Jika keluarga yang menggunakan jasa Hinata memberikan liburan atau cuti, maka Hinata bisa berkunjung ke panti asuhan yang dulu menampungnya. Ibu asuh Hinata mengira kalau Hinata sudah menjadi seorang Nona Muda dari keluarga yang dulu mengadopsinya. Padahal, pasangan yang dikira menjadi orang tua Hinata itu hanya memeras tenaga Hinata untuk menjadi apa yang mereka mau. Tentu saja tidak hanya Hinata yang menjadi korban. Masih banyak yang senasib dengan Hinata.
Sebenarnya kalau Hinata mau, ia bisa saja kabur meninggalkan Tokyo dan kembali ke Yamaguchi. Dari Tokyo ke Yamaguchi—atau sebaliknya—hanya butuh waktu sekitar satu setengah jam jika naik pesawat terbang, dan sekitar empat setengah jam jika naik shinkansen. Tetapi, Hinata tidak melakukannya karena sudah betah dengan pekerjaannya di kediaman keluarga Uchiha—salah satu keluarga kaya dan terpandang di kota Tokyo.
Selain itu, Hinata mempertahankan pekerjaannya di Tokyo karena tidak mau mengecewakan ibu asuhnya di Yamaguchi. Ia sudah bertekad untuk menjadi perempuan yang kuat setelah keluar dari panti asuhan sekitar delapan tahun yang lalu.
.
.
.
Seperti biasa, setiap pagi Hinata harus pergi ke sebuah kamar milik salah satu anggota keluarga Uchiha yang harus dibangunkannya. Hinata berjalan dari pavilyun—tempat tinggalnya bersama para pembantu lainnya—yang berdiri di sebelah rumah utama keluarga Uchiha. Kemudian, ia masuk ke rumah utama melalui pintu belakang.

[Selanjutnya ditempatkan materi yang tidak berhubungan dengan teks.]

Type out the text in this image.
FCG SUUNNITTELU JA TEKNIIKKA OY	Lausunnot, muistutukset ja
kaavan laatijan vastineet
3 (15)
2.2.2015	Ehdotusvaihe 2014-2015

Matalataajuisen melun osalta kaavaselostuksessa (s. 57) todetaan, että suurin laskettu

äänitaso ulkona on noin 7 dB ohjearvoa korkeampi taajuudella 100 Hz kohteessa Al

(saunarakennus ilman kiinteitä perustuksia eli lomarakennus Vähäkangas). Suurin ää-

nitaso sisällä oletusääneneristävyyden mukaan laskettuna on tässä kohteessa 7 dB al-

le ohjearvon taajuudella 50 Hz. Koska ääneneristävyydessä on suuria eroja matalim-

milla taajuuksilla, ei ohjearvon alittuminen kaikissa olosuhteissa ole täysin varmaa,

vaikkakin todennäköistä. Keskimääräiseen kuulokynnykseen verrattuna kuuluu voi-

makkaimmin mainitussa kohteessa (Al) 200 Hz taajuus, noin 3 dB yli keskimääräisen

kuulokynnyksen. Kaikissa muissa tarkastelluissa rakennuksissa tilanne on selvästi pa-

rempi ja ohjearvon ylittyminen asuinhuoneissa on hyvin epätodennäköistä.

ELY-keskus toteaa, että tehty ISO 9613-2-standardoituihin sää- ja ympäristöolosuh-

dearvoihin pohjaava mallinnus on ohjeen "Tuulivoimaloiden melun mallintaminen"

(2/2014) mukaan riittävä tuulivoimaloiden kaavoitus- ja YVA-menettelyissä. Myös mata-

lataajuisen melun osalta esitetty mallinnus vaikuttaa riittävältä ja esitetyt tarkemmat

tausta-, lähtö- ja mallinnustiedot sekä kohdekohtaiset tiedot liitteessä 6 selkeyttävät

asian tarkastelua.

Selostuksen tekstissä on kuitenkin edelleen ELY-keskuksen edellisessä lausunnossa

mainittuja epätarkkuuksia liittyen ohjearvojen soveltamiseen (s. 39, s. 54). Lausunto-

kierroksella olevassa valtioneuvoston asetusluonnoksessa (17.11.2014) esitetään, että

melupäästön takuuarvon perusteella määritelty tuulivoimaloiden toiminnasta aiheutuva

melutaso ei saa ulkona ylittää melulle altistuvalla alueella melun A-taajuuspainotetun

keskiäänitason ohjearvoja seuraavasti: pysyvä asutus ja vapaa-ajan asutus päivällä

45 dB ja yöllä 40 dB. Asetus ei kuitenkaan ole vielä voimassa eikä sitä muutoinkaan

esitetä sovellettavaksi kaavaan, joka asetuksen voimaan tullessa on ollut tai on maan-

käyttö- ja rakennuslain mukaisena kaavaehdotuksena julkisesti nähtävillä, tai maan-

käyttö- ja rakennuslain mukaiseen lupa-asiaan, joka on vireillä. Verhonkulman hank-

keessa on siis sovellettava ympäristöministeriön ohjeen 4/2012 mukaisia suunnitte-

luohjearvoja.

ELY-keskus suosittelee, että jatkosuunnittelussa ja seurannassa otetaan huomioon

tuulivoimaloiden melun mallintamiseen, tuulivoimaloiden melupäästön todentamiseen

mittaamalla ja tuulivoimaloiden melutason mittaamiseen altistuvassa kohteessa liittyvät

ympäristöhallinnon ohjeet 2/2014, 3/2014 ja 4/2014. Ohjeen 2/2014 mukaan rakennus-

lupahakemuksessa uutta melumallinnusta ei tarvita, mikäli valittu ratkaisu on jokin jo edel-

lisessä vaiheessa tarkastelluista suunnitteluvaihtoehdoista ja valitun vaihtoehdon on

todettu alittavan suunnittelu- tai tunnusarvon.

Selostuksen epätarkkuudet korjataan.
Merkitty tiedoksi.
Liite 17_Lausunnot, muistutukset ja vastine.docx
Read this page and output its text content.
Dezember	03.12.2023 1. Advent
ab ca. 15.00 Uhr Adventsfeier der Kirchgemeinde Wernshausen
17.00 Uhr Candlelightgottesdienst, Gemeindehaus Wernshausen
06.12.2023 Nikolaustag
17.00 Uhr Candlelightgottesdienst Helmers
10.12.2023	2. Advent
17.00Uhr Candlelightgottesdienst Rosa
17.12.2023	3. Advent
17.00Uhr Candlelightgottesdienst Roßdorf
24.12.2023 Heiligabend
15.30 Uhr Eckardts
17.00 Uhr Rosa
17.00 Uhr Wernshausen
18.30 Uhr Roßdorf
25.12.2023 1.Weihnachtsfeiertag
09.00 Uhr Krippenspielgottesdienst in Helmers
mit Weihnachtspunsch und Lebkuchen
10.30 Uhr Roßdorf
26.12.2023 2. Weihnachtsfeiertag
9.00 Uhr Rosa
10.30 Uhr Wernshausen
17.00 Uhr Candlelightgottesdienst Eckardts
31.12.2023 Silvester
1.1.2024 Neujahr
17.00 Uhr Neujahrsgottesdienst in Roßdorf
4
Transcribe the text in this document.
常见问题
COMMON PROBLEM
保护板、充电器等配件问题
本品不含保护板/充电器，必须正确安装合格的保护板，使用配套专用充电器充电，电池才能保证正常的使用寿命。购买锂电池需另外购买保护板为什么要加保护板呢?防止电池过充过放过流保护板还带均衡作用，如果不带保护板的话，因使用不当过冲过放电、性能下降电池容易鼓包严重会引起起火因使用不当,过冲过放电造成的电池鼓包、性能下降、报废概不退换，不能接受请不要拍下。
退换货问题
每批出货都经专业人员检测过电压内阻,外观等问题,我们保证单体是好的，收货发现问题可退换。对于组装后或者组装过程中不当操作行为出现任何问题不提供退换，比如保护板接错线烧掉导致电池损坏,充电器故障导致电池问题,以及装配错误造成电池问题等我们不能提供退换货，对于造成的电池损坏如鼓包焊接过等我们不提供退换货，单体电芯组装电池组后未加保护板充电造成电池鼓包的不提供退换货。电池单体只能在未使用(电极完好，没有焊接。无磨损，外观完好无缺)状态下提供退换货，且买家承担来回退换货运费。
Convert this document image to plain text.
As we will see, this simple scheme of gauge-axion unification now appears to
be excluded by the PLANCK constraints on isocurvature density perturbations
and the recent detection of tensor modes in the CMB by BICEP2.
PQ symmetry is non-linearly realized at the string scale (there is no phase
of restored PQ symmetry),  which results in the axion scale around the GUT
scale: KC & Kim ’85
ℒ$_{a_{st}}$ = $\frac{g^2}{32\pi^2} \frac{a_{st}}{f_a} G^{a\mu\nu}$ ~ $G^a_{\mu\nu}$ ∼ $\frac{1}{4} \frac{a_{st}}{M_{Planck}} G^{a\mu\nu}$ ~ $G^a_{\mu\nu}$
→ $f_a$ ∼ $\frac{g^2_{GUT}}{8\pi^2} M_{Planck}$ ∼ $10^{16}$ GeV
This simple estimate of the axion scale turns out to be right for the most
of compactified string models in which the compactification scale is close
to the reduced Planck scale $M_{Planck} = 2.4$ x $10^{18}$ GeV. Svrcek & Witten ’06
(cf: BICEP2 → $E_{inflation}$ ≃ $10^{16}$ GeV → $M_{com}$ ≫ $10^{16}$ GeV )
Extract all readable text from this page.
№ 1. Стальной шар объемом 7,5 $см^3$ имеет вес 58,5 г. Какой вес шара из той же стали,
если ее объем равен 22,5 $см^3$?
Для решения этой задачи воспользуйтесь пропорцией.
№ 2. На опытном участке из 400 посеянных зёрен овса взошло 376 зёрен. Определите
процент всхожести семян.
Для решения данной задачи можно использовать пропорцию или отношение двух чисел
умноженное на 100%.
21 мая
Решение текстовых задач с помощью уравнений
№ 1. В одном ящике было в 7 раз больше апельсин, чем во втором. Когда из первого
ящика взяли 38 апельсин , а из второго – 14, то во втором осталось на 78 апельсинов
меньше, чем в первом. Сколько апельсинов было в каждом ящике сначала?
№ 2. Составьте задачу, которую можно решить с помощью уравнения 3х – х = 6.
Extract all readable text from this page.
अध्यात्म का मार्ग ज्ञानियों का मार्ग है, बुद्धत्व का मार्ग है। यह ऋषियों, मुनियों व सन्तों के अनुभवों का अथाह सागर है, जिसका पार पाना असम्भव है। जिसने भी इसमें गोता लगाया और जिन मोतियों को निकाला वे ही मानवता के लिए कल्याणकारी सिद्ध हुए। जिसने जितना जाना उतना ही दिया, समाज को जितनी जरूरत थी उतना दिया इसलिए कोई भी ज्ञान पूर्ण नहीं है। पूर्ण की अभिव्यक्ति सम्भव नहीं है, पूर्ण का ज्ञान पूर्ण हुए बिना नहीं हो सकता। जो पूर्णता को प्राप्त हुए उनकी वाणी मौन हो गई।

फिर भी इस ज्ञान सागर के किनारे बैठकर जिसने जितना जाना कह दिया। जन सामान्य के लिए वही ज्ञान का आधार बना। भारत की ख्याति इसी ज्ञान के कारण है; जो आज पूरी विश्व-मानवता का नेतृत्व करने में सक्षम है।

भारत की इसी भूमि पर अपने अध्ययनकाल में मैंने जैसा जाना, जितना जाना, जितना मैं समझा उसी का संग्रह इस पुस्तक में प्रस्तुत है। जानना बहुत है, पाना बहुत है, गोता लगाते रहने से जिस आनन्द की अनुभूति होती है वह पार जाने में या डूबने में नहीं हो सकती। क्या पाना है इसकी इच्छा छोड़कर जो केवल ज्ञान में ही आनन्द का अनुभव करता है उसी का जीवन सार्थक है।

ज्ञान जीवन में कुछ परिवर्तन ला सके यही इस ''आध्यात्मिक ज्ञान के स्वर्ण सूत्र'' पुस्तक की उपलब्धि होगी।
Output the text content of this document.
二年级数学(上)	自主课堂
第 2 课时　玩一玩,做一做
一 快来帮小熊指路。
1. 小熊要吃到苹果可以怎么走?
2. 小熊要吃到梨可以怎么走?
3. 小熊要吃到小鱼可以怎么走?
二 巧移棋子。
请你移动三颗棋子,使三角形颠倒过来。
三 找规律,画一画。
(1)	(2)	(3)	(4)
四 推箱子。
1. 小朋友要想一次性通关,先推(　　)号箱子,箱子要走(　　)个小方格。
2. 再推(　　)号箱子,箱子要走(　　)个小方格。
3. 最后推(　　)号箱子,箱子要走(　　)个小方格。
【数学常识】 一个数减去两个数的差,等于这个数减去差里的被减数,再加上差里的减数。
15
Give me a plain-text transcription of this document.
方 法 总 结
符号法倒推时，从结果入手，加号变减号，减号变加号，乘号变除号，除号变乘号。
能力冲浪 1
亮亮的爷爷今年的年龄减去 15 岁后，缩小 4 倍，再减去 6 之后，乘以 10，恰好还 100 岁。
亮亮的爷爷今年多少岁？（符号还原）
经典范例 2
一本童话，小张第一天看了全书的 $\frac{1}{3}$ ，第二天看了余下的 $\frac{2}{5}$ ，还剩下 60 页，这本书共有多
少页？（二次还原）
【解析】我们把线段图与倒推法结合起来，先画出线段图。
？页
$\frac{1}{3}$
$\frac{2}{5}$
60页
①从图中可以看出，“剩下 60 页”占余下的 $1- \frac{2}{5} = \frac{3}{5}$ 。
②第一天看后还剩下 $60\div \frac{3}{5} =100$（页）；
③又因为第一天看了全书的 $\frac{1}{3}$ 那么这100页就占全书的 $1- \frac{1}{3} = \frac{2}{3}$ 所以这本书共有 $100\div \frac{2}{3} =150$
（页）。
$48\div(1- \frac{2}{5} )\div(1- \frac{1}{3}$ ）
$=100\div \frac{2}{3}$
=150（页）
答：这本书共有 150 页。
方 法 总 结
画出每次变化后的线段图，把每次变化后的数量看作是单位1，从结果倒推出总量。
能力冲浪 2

Dari dapur yang sudah ramai dengan para koki yang sibuk; Hinata berjalan keluar, lalu melewati beberapa lorong agar menemukan sebuah tangga yang akan membawanya ke lantai dua. Setelah berada di lantai dua, Hinata harus melalui beberapa lorong lagi agar sampai di sebuah kamar yang ditujunya.
Hinata berdiri di depan pintu bercat putih dan berdaun dua. Sekarang ia tampak mungil karena pintu di depannya lebih tinggi dua kali lipat dari tinggi badannya. Ia merogoh saku seragam maid hitamnya, lalu mengeluarkan sebuah kunci yang hanya dimiliki olehnya—selain pemilik kamar.
Setelah berhasil membuka pintunya, Hinata langsung memasuki kamar itu dan menutupnya pelan. Kamar itu gelap karena tirainya belum dibuka. Hinata berjalan mendekati jendela dan membuka tirainya dengan perlahan. Ia harus memalingkan wajahnya untuk menghindari cahaya matahari pagi yang serasa menusuk matanya.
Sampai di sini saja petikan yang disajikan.